А. Ч. Детектив — всегда интересно!
Ю. С. Вот и отлично. Полагаю, что популярность подобной литературы — естественное явление. Дань времени. Суди сам. Что привнес в нашу жизнь XX век? Динамизм, демократичность мышления, очень сложные нравственные противостояния, гиподинамию мышц и, что более печально, чувств. Что делает с читателем острый сюжет? Втягивает в переживание, заставляет сочувствовать, вынуждает совершать нравственный выбор между добром и злом, справедливостью и подлостью. Детектив — если он настоящий — должен заставлять читателя думать, решать «задачки» наравне с главным героем.
А. Ч. Получается?
Ю. С. Писатель только на смертном одре поймет, получилось у него что-то или нет… Когда любишь своего героя, то уже не ты его, а он тебя ведет, предсказывая направление будущих действий. Написал повесть «Испанский вариант» и попытался — я ли или мой герой потребовал этого? — накрепко связать Исаева с испаноязычным миром. Сам удивлялся: зачем мне это надо? Еще несколько лет назад сетовал в разговоре с тобой, что, похоже, придется вот-вот проститься с Максимом Исаевым. Не вышло. Прошло время, и Штирлиц потянул меня в Латинскую Америку.
А. Ч. Почему именно туда?
Ю. С. У него надо бы спросить!.. Когда я был в Чили во времена Народного единства, то ходил вокруг маленького особняка в Пунта-Аренасе. Там жил Вальтер Рауф — оберштурмбаннфюрер СС, человек, создавший душегубки. А на следующий день после фашистского переворота в Сантьяго он стал начальником «Отдела-3» — пиночетовской охранки. Этот отдел специализируется — как бы он сегодня ни назывался — по борьбе с коммунизмом…

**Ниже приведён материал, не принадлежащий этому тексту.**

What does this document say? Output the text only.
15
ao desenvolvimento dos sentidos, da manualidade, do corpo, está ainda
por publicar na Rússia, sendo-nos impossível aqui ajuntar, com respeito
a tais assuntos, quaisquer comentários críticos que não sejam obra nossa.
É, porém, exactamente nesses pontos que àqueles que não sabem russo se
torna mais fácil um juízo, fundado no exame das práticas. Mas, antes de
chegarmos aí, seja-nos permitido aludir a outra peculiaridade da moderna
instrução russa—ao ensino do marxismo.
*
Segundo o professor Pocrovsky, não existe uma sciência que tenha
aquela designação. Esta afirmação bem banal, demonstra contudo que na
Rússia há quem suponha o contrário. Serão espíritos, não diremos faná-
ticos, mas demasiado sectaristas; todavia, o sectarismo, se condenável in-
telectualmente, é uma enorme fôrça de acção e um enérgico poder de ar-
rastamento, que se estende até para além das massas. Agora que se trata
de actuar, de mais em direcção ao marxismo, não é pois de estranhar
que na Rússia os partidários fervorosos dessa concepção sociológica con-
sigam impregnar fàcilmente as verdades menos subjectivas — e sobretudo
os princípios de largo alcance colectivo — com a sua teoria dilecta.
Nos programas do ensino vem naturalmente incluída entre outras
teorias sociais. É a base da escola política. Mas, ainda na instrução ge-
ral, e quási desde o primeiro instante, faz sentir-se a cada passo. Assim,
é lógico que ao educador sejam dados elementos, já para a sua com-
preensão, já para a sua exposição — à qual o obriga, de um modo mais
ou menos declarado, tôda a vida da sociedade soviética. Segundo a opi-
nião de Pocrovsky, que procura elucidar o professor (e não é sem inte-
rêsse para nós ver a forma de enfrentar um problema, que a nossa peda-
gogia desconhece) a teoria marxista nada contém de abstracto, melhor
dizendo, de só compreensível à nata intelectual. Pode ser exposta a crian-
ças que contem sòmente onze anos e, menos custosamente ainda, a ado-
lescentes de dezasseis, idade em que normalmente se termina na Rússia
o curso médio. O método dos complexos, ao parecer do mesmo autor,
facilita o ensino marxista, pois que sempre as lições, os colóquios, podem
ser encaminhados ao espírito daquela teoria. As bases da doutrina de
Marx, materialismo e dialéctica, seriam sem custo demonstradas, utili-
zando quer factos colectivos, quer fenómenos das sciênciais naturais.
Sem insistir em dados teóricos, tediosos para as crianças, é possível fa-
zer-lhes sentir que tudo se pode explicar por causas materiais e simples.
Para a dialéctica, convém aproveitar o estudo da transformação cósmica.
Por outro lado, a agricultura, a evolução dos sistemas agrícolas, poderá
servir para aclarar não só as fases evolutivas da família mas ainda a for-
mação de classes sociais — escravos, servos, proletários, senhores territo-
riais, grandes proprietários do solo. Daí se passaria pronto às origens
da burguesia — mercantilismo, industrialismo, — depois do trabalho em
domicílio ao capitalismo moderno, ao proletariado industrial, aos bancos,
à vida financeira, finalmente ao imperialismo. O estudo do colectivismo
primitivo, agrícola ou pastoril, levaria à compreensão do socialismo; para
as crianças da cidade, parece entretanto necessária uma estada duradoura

Все мои прошлые латиноамериканские и испанские поездки сейчас начинают приносить плоды, «ложатся» в роман. Он закончен — «Экспансия», три тома.
А. Ч. Политический роман угоден времени… Формирует политическое мышление, помогает социально активной личности определиться во времени и в пространстве. Все так. Но считаете ли вы, что ваш жанр литературы способен изменить мир?
Ю. С. Изменить — нет. Помочь — да. Если за сюжетом кроется серьезная проблематика, социальная информация, когда отстаивается традиция гуманизма, то есть защита человека от несправедливости, борьба за достоинство, за право быть самим собой, тогда я за эту литературу двумя руками, тогда меня радуют статистические данные, которыми оперируют библиотекари. Когда же сюжет содержит лишь игру ума… Что ж, может, кому-то сие и интересно — тогда пусть читает. Мне — нет.
Можно соглашаться или нет с тем, что искусство имеет такую силу, чтобы сформировать человека. Подлинное искусство, наверное, такой силой обладает. Не знаю, может ли оно до конца сформировать нового человека, но если нет сил подняться, то само стремление похвально…
Сетуют: много нынче стало библиотек — личных — с неразрезанными страницами. Однако я все равно убежден, что никакая книга зря в доме не живет.
Вот современники Петра I. Они читали мало, им было попросту некогда — прорубали окна в Европу, закладывали города, строили государство и свозили книги в свои поместья. Но подрастали их сыновья, читали отцовские книги, прикасались к страстям, на которые была богата европейская литература XVII—XVIII веков; книги будоражили, заставляли спорить или соглашаться, ликовать или гневаться — с карандашом в руках, заметь. Тренаж чувств, чистилище разума!
Потомки петровских орлов превратили день четырнадцатого декабря 1825 года в день чести нации.
Были бы книги… Рано или поздно найдутся читатели. Пока люди живут на земле, будут жить и книги. Созданный писателем мир, если, конечно, он талантливо и достоверно сделан, становится для читателя средой обитания — и тем уже изменяет человека и, быть может, мир.
А. Ч. Основная тема ваших произведений — подвиг. Что такое подвиг в сегодняшней жизни?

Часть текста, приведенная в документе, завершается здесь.